The only AC (varying) potentials in this circuit are the input (which sets the conditions at the transistor bases) and the output (node X), which we aim to control. The power supplies remain steady DC potentials.
This circuit produces an output \$V_X\$ which is close to the input potential, and therefore there's no "voltage gain" to speak of. However, the current being delivered to/drawn from the load is sourced/sunk by the power supplies, and not the input signal source.
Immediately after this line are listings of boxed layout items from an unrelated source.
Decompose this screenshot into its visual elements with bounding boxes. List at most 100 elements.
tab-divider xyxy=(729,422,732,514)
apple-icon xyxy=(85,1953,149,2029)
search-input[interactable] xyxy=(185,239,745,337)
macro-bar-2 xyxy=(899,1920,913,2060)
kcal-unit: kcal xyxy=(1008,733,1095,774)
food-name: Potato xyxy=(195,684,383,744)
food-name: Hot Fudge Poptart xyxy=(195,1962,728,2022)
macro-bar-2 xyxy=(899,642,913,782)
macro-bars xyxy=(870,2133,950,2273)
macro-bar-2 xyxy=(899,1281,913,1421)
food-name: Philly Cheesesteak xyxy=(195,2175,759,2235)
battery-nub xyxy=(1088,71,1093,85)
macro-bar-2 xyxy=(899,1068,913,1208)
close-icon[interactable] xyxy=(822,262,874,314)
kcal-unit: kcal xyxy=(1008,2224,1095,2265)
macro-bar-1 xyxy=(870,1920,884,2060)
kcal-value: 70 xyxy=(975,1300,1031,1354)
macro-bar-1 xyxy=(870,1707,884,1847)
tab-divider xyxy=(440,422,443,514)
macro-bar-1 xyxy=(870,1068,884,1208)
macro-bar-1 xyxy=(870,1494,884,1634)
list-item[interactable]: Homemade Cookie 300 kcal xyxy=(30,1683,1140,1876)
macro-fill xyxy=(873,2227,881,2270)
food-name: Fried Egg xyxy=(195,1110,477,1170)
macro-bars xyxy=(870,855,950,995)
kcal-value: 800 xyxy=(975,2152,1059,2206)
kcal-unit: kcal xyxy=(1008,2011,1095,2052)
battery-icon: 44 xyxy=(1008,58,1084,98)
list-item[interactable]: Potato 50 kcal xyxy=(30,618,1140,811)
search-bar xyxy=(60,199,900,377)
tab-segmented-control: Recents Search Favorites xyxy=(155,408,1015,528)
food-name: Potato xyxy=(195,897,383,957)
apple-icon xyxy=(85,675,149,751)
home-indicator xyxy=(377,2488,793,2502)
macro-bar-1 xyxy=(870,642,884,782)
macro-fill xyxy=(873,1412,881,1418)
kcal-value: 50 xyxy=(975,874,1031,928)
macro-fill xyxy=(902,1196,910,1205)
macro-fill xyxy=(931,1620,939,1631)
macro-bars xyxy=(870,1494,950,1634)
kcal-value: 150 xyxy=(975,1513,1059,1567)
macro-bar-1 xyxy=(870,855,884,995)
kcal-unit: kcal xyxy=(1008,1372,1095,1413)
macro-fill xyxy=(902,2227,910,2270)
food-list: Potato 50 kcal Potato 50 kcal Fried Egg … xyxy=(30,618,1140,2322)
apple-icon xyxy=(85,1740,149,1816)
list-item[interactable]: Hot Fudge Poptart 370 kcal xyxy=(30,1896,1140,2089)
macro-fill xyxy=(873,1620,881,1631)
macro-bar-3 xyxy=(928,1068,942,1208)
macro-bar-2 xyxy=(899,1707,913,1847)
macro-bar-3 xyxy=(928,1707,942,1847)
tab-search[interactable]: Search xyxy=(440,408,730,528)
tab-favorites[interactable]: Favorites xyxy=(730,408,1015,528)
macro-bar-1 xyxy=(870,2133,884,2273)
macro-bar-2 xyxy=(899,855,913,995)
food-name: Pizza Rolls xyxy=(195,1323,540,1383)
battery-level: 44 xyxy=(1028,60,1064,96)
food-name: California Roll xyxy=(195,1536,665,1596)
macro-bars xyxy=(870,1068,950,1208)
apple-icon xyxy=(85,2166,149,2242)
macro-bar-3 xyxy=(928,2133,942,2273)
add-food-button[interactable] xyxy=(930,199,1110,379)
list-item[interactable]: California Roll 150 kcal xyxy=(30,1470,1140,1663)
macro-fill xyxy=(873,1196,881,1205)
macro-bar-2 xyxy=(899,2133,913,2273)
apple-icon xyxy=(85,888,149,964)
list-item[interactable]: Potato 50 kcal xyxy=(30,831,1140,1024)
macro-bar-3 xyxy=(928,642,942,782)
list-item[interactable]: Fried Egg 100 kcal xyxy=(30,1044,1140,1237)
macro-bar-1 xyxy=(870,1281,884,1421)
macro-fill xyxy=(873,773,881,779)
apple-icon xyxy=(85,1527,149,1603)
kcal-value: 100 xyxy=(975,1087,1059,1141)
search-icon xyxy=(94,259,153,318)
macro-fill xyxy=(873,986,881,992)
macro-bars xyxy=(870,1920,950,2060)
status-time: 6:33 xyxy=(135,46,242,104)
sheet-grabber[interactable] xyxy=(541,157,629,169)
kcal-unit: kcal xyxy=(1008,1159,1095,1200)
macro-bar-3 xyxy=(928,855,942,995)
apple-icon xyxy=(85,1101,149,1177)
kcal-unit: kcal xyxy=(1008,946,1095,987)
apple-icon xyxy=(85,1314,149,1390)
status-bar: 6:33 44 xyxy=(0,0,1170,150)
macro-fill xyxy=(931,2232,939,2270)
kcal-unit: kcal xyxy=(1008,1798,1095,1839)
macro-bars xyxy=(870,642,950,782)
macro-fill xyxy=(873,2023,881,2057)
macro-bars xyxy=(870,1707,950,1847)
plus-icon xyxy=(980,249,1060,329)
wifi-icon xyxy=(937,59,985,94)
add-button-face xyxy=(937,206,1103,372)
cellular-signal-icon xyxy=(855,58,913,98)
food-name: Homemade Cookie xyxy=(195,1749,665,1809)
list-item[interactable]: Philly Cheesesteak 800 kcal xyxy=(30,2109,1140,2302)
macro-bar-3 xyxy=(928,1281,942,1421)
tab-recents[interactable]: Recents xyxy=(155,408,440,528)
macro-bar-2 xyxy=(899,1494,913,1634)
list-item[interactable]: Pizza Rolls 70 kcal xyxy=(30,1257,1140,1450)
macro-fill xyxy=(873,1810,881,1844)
As long as the power supplies are able to source/sink the required current, and the transistors can handle it, then output power is unconstrained, and all energy that arrives at the load comes from the power supplies, and not the input signal source.
The source of input signal is required to provide comparatively little current, enough to operate the biasing resistors and bases of the transistors. In this sense, while don't have any voltage gain, we do have significant power gain.
In other words, you now have the ability to control a very power-hungry load, using a signal from a source which is unable to provide the necessary power.
If I understood you correctly, you are confused about why we might need an AC voltage at all at the output. Well, \$R_L\$ could be a loudspeaker, whose diaphragm we wish to vibrate. We use current direction and amount to control the diaphragm's position, and this circuit is able to control those conditions. If \$R_L\$ were a motor, whose torque and direction of spin depends on the amount and direction of current through it, we can control that now.
It's easy to see how a loudspeaker load might require a control input signal that rises and falls above and below zero very rapidly, at audio frequencies, which is obviously "AC", but for the motor scenario we might only be changing current direction once every minute or so, to reverse the motor. Whatever the frequency of input and output signals, however often, rapidly and wildly they fluctuate, a changing signal is still, technically speaking, "AC".
The power supplies used for this circuit, though, are strictly DC.